State’s Holocaust panel talks about its goals, vision

Missouri’s Holocaust Education and Awareness Commission is working on holding or participating in some prominent and public events in the coming months and years to raise awareness in a time of fading firsthand history and reportedly rising anti-Semitism.

“I’m just pleased we’re having more action,” the commission’s Chairwoman Jean Cavender, of St. Louis, said Thursday. Cavender said Thursday’s meeting and the previous one in September of the group within the state’s Department of Elementary and Secondary Education were the first in a long time, and she’s happy to see some concrete events taking shape.

The group talked Thursday about organizing a Holocaust remembrance event at the Governor’s Mansion or Capitol Rotunda — likely in April — and another event in the Capitol Rotunda in 2020.

Invitees to the event this spring would likely include community leaders, rabbis, other religious leaders, Holocaust survivors, or their immediate descendants and politicians.

Warren Solomon — who is a friend of the commission, serves on the board of the Temple Beth El synagogue in Jefferson City and used to work in DESE’s curriculum office — suggested curriculum leaders from large school districts also be invited.

The commission may also have a proclamation to be read at the event that decries anti-Semitism, and the group debated Thursday whether to adjust the language in the commission’s charge to be more inclusive of people murdered in the Holocaust who were not killed at Nazi concentration camps.

Solomon raised a concern about the commission calling attention to itself through legislative channels in that way, given former Gov. Eric Greitens’ desire to cut back state commissions and the group’s uncertainty about Gov. Mike Parson’s stance on that agenda. The group seemed to agree to proceed, with caution.

Cavender said Parson did make it a point to personally visit folks at the Jewish Federation of St. Louis after the killing of 11 people in October at a synagogue in Pennsylvania.

Those killings brought renewed public attention to anti-Semitism in the United States. The Anti-Defamation League — which tracks and responds to anti-Semitism in the country — reported in February that despite an overall half-century decline in anti-Semitic attitudes in the U.S., anti-Semitic incidents in the country increased 57 percent from 2016-17 in “the largest single-year increase on record and the second highest number (of 1,986 anti-Semitic incidents) reported since ADL started tracking incident data in the 1970s.”

The count of anti-Semitic physical assaults reported last year was down 47 percent from 2016, but harassment including bomb threats had increased 41 percent, and vandalism had increased 86 percent.

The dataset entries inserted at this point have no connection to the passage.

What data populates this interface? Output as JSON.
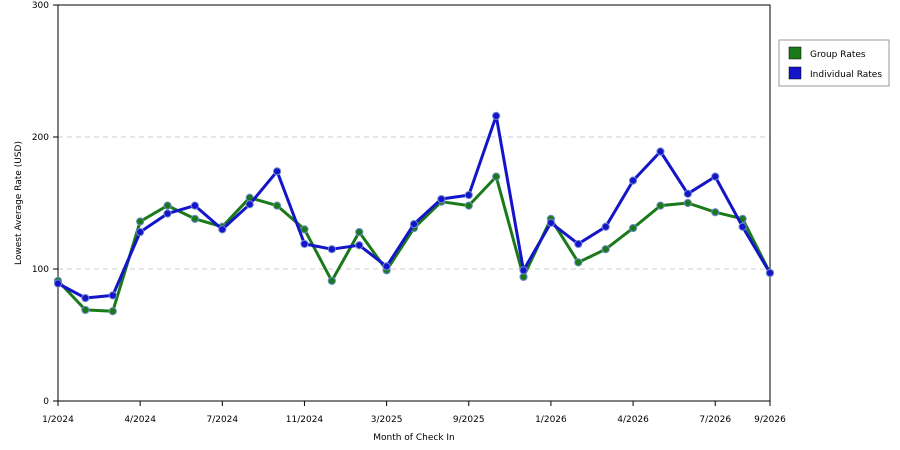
{
  "chart_data": {
    "type": "line",
    "xlabel": "Month of Check In",
    "ylabel": "Lowest Average Rate (USD)",
    "ylim": [
      0,
      300
    ],
    "yticks": [
      0,
      100,
      200,
      300
    ],
    "grid": "horizontal dashed at y ticks",
    "legend_position": "right",
    "x_tick_labels": [
      "1/2024",
      "4/2024",
      "7/2024",
      "11/2024",
      "3/2025",
      "9/2025",
      "1/2026",
      "4/2026",
      "7/2026",
      "9/2026"
    ],
    "x_tick_indices": [
      0,
      3,
      6,
      9,
      12,
      15,
      18,
      21,
      24,
      26
    ],
    "series": [
      {
        "name": "Group Rates",
        "color": "#1a7a1a",
        "values": [
          91,
          69,
          68,
          136,
          148,
          138,
          132,
          154,
          148,
          130,
          91,
          128,
          99,
          131,
          151,
          148,
          170,
          94,
          138,
          105,
          115,
          131,
          148,
          150,
          143,
          138,
          97
        ]
      },
      {
        "name": "Individual Rates",
        "color": "#1414c8",
        "values": [
          89,
          78,
          80,
          128,
          142,
          148,
          130,
          149,
          174,
          119,
          115,
          118,
          102,
          134,
          153,
          156,
          216,
          99,
          135,
          119,
          132,
          167,
          189,
          157,
          170,
          132,
          97
        ]
      }
    ]
  }
}
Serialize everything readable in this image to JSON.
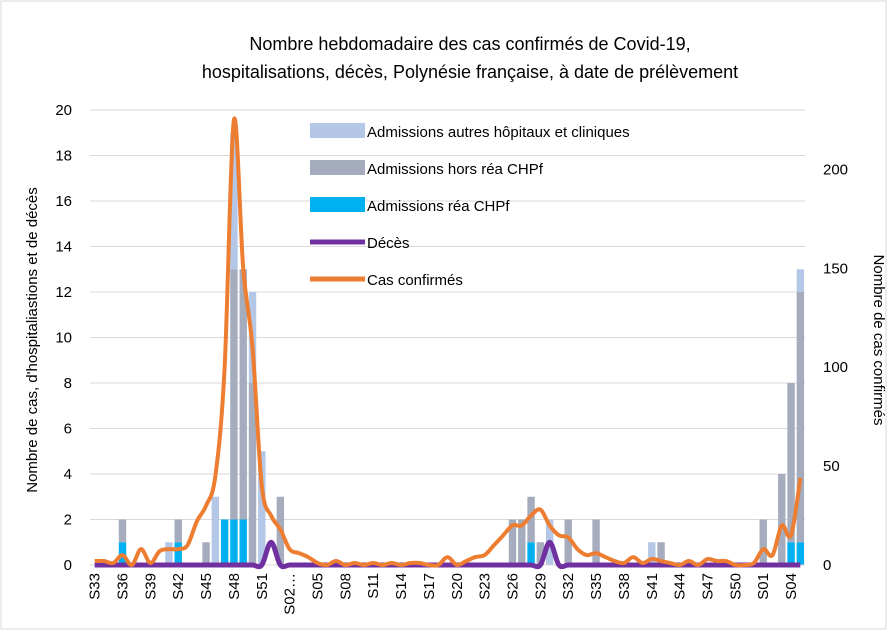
{
  "chart_data": {
    "type": "bar-line",
    "title": [
      "Nombre hebdomadaire des cas confirmés de Covid-19,",
      "hospitalisations, décès, Polynésie française, à date de prélèvement"
    ],
    "y_label": "Nombre de cas, d'hospitaliastions et de décès",
    "y2_label": "Nombre de cas confirmés",
    "stacked": true,
    "grid": true,
    "legend": "top-center",
    "categories": [
      "S33",
      null,
      null,
      "S36",
      null,
      null,
      "S39",
      null,
      null,
      "S42",
      null,
      null,
      "S45",
      null,
      null,
      "S48",
      null,
      null,
      "S51",
      null,
      null,
      "S02…",
      null,
      null,
      "S05",
      null,
      null,
      "S08",
      null,
      null,
      "S11",
      null,
      null,
      "S14",
      null,
      null,
      "S17",
      null,
      null,
      "S20",
      null,
      null,
      "S23",
      null,
      null,
      "S26",
      null,
      null,
      "S29",
      null,
      null,
      "S32",
      null,
      null,
      "S35",
      null,
      null,
      "S38",
      null,
      null,
      "S41",
      null,
      null,
      "S44",
      null,
      null,
      "S47",
      null,
      null,
      "S50",
      null,
      null,
      "S01",
      null,
      null,
      "S04",
      null
    ],
    "ylim": [
      0,
      20
    ],
    "yticks": [
      0,
      2,
      4,
      6,
      8,
      10,
      12,
      14,
      16,
      18,
      20
    ],
    "y2lim": [
      0,
      230
    ],
    "y2ticks": [
      0,
      50,
      100,
      150,
      200
    ],
    "series": [
      {
        "name": "Admissions autres hôpitaux et cliniques",
        "type": "bar",
        "color": "#b4c7e7",
        "values": [
          0,
          0,
          0,
          0,
          0,
          0,
          0,
          0,
          1,
          0,
          0,
          0,
          0,
          3,
          0,
          6,
          0,
          4,
          5,
          0,
          0,
          0,
          0,
          0,
          0,
          0,
          0,
          0,
          0,
          0,
          0,
          0,
          0,
          0,
          0,
          0,
          0,
          0,
          0,
          0,
          0,
          0,
          0,
          0,
          0,
          0,
          0,
          0,
          0,
          2,
          0,
          0,
          0,
          0,
          0,
          0,
          0,
          0,
          0,
          0,
          1,
          0,
          0,
          0,
          0,
          0,
          0,
          0,
          0,
          0,
          0,
          0,
          0,
          0,
          0,
          0,
          1
        ]
      },
      {
        "name": "Admissions hors réa CHPf",
        "type": "bar",
        "color": "#a5acbd",
        "values": [
          0,
          0,
          0,
          1,
          0,
          0,
          0,
          0,
          0,
          1,
          0,
          0,
          1,
          0,
          0,
          11,
          11,
          8,
          0,
          0,
          3,
          0,
          0,
          0,
          0,
          0,
          0,
          0,
          0,
          0,
          0,
          0,
          0,
          0,
          0,
          0,
          0,
          0,
          0,
          0,
          0,
          0,
          0,
          0,
          0,
          2,
          2,
          2,
          1,
          0,
          0,
          2,
          0,
          0,
          2,
          0,
          0,
          0,
          0,
          0,
          0,
          1,
          0,
          0,
          0,
          0,
          0,
          0,
          0,
          0,
          0,
          0,
          2,
          0,
          4,
          7,
          11
        ]
      },
      {
        "name": "Admissions réa CHPf",
        "type": "bar",
        "color": "#00b0f0",
        "values": [
          0,
          0,
          0,
          1,
          0,
          0,
          0,
          0,
          0,
          1,
          0,
          0,
          0,
          0,
          2,
          2,
          2,
          0,
          0,
          0,
          0,
          0,
          0,
          0,
          0,
          0,
          0,
          0,
          0,
          0,
          0,
          0,
          0,
          0,
          0,
          0,
          0,
          0,
          0,
          0,
          0,
          0,
          0,
          0,
          0,
          0,
          0,
          1,
          0,
          0,
          0,
          0,
          0,
          0,
          0,
          0,
          0,
          0,
          0,
          0,
          0,
          0,
          0,
          0,
          0,
          0,
          0,
          0,
          0,
          0,
          0,
          0,
          0,
          0,
          0,
          1,
          1
        ]
      },
      {
        "name": "Décès",
        "type": "line",
        "color": "#7030a0",
        "values": [
          0,
          0,
          0,
          0,
          0,
          0,
          0,
          0,
          0,
          0,
          0,
          0,
          0,
          0,
          0,
          0,
          0,
          0,
          0,
          1,
          0,
          0,
          0,
          0,
          0,
          0,
          0,
          0,
          0,
          0,
          0,
          0,
          0,
          0,
          0,
          0,
          0,
          0,
          0,
          0,
          0,
          0,
          0,
          0,
          0,
          0,
          0,
          0,
          0,
          1,
          0,
          0,
          0,
          0,
          0,
          0,
          0,
          0,
          0,
          0,
          0,
          0,
          0,
          0,
          0,
          0,
          0,
          0,
          0,
          0,
          0,
          0,
          0,
          0,
          0,
          0,
          0
        ]
      },
      {
        "name": "Cas confirmés",
        "type": "line",
        "axis": "y2",
        "color": "#ed7d31",
        "values": [
          2,
          2,
          1,
          5,
          0,
          8,
          1,
          7,
          8,
          8,
          10,
          22,
          30,
          45,
          100,
          225,
          150,
          110,
          40,
          25,
          18,
          8,
          6,
          4,
          1,
          0,
          2,
          0,
          1,
          0,
          1,
          0,
          1,
          0,
          1,
          1,
          0,
          0,
          4,
          0,
          2,
          4,
          5,
          10,
          15,
          20,
          20,
          25,
          28,
          20,
          15,
          14,
          8,
          5,
          6,
          4,
          2,
          1,
          4,
          1,
          3,
          2,
          1,
          0,
          2,
          0,
          3,
          2,
          2,
          0,
          0,
          1,
          8,
          5,
          20,
          15,
          44
        ]
      }
    ]
  }
}
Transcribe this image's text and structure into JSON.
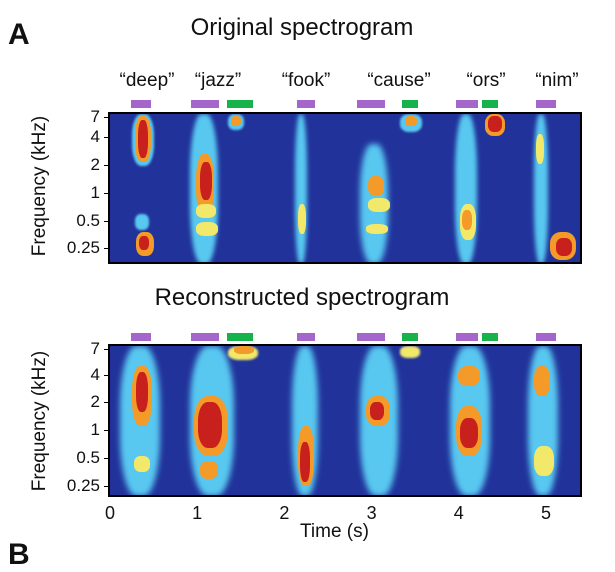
{
  "panel_label": "A",
  "next_panel_label": "B",
  "top_title": "Original spectrogram",
  "bottom_title": "Reconstructed spectrogram",
  "words": [
    "“deep”",
    "“jazz”",
    "“fook”",
    "“cause”",
    "“ors”",
    "“nim”"
  ],
  "y_axis_label": "Frequency (kHz)",
  "x_axis_label": "Time (s)",
  "colors": {
    "background": "#21339b",
    "purple": "#a566cc",
    "green": "#18b24a",
    "red": "#c8201c",
    "orange": "#f39a28",
    "yellow": "#f2e86a",
    "cyan": "#58c8f0"
  },
  "chart_data": [
    {
      "type": "heatmap",
      "title": "Original spectrogram",
      "xlabel": "Time (s)",
      "ylabel": "Frequency (kHz)",
      "x_ticks": [],
      "y_ticks": [
        "7",
        "4",
        "2",
        "1",
        "0.5",
        "0.25"
      ],
      "x_range_s": [
        0,
        5.4
      ],
      "word_labels": [
        "“deep”",
        "“jazz”",
        "“fook”",
        "“cause”",
        "“ors”",
        "“nim”"
      ]
    },
    {
      "type": "heatmap",
      "title": "Reconstructed spectrogram",
      "xlabel": "Time (s)",
      "ylabel": "Frequency (kHz)",
      "x_ticks": [
        "0",
        "1",
        "2",
        "3",
        "4",
        "5"
      ],
      "y_ticks": [
        "7",
        "4",
        "2",
        "1",
        "0.5",
        "0.25"
      ],
      "x_range_s": [
        0,
        5.4
      ]
    }
  ]
}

The ADL added the overall increase “was in part due to a significant increase in incidents in schools and on college campuses, which nearly doubled for the second year in a row.”

“Anti-Semitism, bigotry, hatred doesn’t start with putting people in gas chambers,” said commission member Sam Devinski, of Kansas City, but it starts with things like bullying in schools, and people not standing up for others.

“Education’s the only way to fight this,” Devorah Goldenberg said. “In terms of this commission, I think it’s more relevant than ever.”

Education about the Holocaust and anti-Semitism will continue to gain importance as survivors and others involved die of old age and are no longer able to share their testimonies firsthand.

Solomon and commission member Lolle Boettcher, of Owensville, said explicit Holocaust education should not start when children are too young to handle the subject matter, but there are opportunities for applicable lessons.

“Are there certain foundational things kids should be learning in those grades?” Solomon asked of lessons for younger students, such as how to treat one another and standing up for people.

“Have you thought about teaching cultural diversity first?” Boettcher said of a question she asks elementary school teachers who want to begin education on the Holocaust by diving into the more difficult subject matter first thing.

There was hardly any discussion Thursday about whether to request that Missouri schools be mandated to teach about the Holocaust. DESE has some expectations of content and skills that districts should use to frame curriculum, but curriculum decisions are largely left to individual school districts.

DESE has previously shown in its stated curriculum expectations that there are opportunities for teachers and students of later elementary years on into middle and high school grades to seek out or be encouraged to seek out engagement with history, depictions of and responses to the Holocaust and other genocides. Some other states, though, such as Illinois, have more specific requirements about what schools teach about the Holocaust and other genocides.

The mandate approach can have its drawbacks, though, members of the commission said.

“If teachers don’t know how to do it, it could do more harm than good,” Devinski said.

Boettcher advocated that educators should have rationale and guidelines presented to them along with any educational resources made available to teachers.

The United States Holocaust Memorial Museum, for example, has specific advice for each of the guidelines for teaching about the Holocaust that the museum lists on its website — along with “essential topics to teach,” common questions and answers to the question, “Why teach about the Holocaust?”

The commission’s DESE member — Dixie Grupe, who is director of social studies in the department’s Office of College and Career Readiness — said she is working on putting Holocaust educational resources on DESE’s social studies website.